Die Dokumentation geht der Frage nach, wie ein aus der Wüste stammendes, partizipatives Kunstprojekt zu einer Antwort auf die Einsamkeit moderner Gesellschaften werden kann. THE LOVEBOX EXPERIENCE befasst sich somit mit den Themen Mitgefühl, gesellschaftlicher Zusammenhalt und Empathie.
In EIN NOBODY GEGEN PUTIN rücken die Filmemacher David Borenstein und Pawel Talankin den mutigen, ungleichen Kampf eines einfachen Bürgers gegen den mächtigen russischen Staatsapparat in den Fokus. Sie zeichnen in diesem Oscar®-prämierten Dokumentarfilm die Lebensgeschichte eines gewöhnlichen Mannes aus der Provinz, dessen Alltag durch die plötzliche Konfrontation mit politischer Willkür, Korruption und staatlicher Repression geprägt wird.
Der Film folgt dem ungleichen Kampf eines einfachen Bürgers gegen den russischen Staatsapparat. Die Filmemacher schildern die Lebensgeschichte eines Mannes aus der Provinz, dessen Alltag durch die Konfrontation mit politischer Willkür, Korruption und staatlicher Repression geprägt wird.

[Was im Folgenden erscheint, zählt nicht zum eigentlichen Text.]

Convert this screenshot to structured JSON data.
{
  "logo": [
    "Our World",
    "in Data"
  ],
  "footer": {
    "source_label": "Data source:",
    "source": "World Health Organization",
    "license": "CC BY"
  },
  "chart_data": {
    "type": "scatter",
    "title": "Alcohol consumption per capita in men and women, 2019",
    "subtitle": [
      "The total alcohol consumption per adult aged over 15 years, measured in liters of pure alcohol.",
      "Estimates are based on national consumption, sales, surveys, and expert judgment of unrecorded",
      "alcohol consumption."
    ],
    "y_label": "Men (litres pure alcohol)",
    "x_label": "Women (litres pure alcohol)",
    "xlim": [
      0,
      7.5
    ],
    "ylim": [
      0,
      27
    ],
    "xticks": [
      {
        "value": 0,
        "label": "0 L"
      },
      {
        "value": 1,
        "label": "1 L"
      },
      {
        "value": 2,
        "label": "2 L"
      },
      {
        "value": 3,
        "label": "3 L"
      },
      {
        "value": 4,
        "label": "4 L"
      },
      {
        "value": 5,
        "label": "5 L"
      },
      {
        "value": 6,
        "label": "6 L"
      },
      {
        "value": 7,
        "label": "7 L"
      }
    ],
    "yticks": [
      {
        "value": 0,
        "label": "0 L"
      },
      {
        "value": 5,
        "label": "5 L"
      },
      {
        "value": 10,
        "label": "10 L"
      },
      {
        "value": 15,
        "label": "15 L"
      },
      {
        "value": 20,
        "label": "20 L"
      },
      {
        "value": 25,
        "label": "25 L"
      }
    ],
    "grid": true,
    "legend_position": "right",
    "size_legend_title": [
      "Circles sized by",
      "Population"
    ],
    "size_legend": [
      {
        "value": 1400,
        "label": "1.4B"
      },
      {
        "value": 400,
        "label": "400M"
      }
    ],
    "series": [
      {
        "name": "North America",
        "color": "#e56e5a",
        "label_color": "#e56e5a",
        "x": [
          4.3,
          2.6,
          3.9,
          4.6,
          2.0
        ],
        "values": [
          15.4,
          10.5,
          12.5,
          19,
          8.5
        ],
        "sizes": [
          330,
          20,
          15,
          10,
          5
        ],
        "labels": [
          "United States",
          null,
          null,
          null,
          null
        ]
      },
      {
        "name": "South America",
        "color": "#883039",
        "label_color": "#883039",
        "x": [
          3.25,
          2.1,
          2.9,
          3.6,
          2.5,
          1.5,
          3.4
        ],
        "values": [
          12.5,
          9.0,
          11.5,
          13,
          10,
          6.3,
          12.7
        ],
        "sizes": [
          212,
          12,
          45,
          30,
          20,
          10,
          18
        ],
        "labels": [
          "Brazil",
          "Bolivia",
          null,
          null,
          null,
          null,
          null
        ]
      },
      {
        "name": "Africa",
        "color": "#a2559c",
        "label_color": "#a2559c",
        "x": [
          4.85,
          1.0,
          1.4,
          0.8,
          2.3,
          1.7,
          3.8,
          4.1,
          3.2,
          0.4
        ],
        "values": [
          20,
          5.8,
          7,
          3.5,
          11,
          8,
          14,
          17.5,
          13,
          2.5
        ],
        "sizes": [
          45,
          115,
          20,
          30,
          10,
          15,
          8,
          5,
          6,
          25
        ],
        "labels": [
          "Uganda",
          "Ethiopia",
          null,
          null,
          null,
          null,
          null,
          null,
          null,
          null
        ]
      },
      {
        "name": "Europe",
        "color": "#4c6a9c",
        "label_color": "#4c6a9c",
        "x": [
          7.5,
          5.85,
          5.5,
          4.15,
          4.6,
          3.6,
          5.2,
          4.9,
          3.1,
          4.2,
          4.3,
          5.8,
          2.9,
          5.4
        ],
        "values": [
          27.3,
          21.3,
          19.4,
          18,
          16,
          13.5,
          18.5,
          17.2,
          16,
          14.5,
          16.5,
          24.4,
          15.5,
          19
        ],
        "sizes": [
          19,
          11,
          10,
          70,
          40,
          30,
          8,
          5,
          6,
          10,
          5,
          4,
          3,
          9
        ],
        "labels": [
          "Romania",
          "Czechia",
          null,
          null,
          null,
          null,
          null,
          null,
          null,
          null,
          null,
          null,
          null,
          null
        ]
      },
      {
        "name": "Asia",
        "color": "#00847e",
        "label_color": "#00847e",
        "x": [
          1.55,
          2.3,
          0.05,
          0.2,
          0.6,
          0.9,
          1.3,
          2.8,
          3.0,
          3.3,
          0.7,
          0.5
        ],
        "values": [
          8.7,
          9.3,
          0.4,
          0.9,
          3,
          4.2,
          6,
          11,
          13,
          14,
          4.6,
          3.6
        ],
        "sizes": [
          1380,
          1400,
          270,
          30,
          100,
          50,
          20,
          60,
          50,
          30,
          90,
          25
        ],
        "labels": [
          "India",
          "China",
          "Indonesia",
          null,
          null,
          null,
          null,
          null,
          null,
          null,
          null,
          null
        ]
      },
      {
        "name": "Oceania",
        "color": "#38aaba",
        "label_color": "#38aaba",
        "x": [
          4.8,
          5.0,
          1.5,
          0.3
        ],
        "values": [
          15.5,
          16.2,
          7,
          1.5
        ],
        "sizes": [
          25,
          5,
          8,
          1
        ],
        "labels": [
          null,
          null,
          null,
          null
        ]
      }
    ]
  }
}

EIN NOBODY GEGEN PUTIN beschreibt seinen Widerstand, den er trotz persönlicher Risiken im digitalen Raum und auf der Straße organisiert. Seine Geschichte verbindet sich mit den Schicksalen anderer Aktivisten, die in Russland für Demokratie und freie Meinungsäußerung einstehen. Die Kamera fängt in dichten, teilweise verdeckt aufgenommenen Bildern die Bedrohung durch den Geheimdienst und das Handeln der Akteure ein.